If it sticks out proud or is too flush, its not going to look
very nice at all.
This type of filler cap is not the correct type for this body
style, and parallel designs mount theres a little lower than
I have put mine. I quite like this style of filler however
when it is executed correctly, rather than one of those nasty
stick on things.
|This is the filler cap after a filled and drilled
the recess. I experimented with the direction the handle should
orient and decided to keep it the same way Lamborghini have
it on their GTR, although the filler cap is positioned on the
lower panel on that particular car.
I ordered a funnel and rubber splash gaiter to install at the
same time. I also ordered a restrictor to only take an unleaded
fuel nozzle. But I coudnt figure out how to fit it and have
since found out its only an SVA requirement on cars equipped
with a catalytic converter.
|These are the side runners I have made that duplicate those found on the VT Diablo. I used uPVC window cills as recommended by PD although they now offer these parts, they didnt when I purchased my kit.

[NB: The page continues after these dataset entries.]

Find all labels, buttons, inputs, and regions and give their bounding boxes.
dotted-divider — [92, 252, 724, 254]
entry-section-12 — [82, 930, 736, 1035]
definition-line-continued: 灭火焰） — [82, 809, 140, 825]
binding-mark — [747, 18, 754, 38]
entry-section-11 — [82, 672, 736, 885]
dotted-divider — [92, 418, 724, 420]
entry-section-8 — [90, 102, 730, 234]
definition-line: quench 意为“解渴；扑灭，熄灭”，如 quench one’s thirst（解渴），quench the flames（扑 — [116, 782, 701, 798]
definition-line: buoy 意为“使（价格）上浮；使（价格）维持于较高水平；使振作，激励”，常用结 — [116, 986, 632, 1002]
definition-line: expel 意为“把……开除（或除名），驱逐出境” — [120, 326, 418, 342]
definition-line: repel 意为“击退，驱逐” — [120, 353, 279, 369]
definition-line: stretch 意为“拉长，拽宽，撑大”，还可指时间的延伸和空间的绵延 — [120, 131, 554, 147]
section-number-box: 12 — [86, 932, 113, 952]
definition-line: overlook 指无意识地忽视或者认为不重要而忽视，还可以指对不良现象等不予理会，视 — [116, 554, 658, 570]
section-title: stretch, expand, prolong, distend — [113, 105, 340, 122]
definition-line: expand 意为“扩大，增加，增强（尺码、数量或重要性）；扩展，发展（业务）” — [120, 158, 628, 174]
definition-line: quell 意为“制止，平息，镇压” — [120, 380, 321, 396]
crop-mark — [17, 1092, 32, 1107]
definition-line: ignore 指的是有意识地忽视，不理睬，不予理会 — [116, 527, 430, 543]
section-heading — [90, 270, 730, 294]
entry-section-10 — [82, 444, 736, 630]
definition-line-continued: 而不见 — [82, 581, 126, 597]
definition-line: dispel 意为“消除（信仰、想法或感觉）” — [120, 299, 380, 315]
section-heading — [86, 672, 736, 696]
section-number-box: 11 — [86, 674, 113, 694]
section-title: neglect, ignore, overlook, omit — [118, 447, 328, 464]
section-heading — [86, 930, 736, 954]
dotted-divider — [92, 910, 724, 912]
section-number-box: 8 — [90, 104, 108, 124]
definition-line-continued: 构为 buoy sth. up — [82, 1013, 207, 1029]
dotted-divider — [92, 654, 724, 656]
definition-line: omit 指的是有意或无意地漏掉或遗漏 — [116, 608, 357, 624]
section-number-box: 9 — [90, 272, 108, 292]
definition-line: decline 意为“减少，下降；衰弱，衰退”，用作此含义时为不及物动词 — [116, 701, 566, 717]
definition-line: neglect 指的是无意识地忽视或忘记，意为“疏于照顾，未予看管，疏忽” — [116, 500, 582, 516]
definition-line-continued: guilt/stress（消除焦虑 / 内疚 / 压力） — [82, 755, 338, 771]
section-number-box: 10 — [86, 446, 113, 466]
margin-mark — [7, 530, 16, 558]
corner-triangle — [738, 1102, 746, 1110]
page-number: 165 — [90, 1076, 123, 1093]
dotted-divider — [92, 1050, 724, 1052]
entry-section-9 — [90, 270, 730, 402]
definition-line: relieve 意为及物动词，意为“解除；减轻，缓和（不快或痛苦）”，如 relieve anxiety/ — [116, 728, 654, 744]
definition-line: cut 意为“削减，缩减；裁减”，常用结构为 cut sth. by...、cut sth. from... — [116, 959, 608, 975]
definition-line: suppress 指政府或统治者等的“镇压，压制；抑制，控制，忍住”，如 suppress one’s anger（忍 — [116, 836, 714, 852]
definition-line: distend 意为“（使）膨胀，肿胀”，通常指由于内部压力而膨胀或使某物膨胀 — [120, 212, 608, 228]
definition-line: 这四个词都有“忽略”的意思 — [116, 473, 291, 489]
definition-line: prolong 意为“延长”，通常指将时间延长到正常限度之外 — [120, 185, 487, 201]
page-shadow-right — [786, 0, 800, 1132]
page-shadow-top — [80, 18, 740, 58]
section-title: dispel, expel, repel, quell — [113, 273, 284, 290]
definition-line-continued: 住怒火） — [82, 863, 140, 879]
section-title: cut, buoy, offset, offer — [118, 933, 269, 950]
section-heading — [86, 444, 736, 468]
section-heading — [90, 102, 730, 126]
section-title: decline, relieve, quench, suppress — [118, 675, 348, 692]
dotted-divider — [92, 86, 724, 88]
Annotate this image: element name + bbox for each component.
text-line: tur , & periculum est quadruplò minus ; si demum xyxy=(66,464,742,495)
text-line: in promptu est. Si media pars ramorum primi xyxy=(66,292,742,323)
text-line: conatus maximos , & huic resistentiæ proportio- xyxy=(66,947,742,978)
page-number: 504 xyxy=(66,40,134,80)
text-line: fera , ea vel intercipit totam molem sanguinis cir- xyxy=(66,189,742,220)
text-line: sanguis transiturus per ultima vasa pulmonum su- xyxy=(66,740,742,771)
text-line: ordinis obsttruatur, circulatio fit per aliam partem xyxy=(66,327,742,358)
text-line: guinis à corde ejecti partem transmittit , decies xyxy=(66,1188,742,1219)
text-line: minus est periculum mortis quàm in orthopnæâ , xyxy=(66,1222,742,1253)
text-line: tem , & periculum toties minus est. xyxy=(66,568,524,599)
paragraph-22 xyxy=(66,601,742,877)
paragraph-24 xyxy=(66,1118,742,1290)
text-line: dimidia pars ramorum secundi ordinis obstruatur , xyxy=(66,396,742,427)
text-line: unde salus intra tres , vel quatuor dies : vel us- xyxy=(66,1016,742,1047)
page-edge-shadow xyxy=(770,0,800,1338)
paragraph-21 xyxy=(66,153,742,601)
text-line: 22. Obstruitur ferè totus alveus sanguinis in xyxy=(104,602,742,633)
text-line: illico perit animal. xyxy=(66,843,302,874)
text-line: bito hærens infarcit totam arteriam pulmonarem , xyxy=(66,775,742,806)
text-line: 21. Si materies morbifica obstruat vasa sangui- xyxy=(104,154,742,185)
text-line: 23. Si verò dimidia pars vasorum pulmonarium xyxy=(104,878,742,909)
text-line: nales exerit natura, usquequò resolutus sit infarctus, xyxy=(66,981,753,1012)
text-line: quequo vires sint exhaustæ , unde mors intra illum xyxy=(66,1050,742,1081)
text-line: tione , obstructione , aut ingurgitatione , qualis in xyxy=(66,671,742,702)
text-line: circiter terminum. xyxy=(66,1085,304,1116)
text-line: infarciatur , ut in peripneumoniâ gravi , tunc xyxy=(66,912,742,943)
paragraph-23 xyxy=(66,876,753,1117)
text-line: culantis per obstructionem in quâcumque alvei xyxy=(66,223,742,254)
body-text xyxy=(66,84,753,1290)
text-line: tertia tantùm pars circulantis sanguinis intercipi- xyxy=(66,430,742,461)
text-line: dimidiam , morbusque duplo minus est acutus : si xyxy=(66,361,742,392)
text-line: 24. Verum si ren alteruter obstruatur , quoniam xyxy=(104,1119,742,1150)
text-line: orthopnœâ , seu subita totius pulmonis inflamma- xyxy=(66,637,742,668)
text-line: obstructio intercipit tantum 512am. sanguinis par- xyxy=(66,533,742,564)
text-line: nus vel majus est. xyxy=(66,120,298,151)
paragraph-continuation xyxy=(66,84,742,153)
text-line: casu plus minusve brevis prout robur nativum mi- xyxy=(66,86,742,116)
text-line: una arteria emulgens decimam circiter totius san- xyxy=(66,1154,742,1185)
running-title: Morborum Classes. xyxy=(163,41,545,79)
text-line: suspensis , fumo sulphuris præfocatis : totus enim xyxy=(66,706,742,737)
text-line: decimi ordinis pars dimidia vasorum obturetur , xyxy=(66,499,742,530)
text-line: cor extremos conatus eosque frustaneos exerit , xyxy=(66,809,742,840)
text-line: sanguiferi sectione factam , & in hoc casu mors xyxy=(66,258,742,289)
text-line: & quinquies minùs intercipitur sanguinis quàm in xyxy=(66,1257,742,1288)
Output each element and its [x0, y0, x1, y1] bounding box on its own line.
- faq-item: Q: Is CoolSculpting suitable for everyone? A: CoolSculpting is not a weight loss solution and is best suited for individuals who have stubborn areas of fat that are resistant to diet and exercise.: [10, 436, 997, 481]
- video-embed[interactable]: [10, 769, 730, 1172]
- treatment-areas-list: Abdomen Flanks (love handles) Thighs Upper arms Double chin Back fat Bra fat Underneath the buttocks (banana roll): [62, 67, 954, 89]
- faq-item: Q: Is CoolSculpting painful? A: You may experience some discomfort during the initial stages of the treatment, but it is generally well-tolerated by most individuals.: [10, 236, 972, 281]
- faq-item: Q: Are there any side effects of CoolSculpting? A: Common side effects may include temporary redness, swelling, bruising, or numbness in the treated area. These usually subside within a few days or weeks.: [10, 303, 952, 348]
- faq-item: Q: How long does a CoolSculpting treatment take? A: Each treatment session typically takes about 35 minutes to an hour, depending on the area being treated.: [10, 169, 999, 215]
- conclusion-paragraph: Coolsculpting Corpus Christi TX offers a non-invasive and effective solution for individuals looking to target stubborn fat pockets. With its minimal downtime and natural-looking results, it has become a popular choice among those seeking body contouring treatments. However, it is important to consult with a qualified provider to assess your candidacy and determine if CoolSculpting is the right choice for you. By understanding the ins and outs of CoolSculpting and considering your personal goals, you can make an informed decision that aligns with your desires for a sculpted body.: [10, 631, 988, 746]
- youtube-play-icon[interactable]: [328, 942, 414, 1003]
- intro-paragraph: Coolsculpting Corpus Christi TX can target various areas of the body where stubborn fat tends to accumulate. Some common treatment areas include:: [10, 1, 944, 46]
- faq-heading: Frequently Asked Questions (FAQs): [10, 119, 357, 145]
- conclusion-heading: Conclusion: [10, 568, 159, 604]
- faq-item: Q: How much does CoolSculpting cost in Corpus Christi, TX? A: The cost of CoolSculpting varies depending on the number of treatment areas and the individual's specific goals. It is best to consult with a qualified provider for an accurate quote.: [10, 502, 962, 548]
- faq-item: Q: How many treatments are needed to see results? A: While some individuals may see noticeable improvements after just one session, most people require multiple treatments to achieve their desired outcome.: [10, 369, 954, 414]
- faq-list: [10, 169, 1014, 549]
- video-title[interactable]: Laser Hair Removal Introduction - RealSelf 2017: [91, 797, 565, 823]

The cills are roughed up with a sander and given a single coat of fibreglass to give the body filler something to bond to. As the cills are completely enclosed in fibreglass, if the cill does debond from the fibreglass, it cannot fall off.
The board was then bolted into position on the cill and the gap between the bottom of the car and the top of the board was foam filled. Once the foam had gone off the cill was removed and another layer of fibreglass was placed over the foam before final filling. Foam was used as a bulk filler to keep the weight down although after all the fibreglass and filler each cill ended up weighing about 6 kilogrammes.
||Heres the passenger side running board bolted to the car. It needs just a little further tweaking for a 100% fit but already when its not fitted, it looks like something is missing from the car.
The running board is bolted to the bottom of the car using four 6mm bolts using rivnuts secured to the underside. When the car is painted, the running board will not be held on using only this method. A structural polyurethane glue such as Sikaflex or Tigerseal will be applied and the running board screwed into place. Any remaining gap will be filled using a bead of exterior grade sealant.
||Heres the car more or less complete. Theres still a number of minor jobs to complete before I can say the car is truly finished.
||My friend Danny helped me to move the car back to the paintshop to work through the snag-list. Basically a snag-list is areas where touch ups on the paint is required. Normally due to scratches and dings suffered when the car is re-assembled or where areas were missed.
We originally tried to tow the car the correct way around, but we could not get the 'paddles' which lift the car up under the front bumper. So we turned the car around and towed it back to front.
||Heres the interior more or less complete. A small list of jobs remain to be done, These include the door cards, a small trim strip along the rear window and the gear shifter gate.
The AC control unit also needs to be installed, which is what the cables hanging out the front are.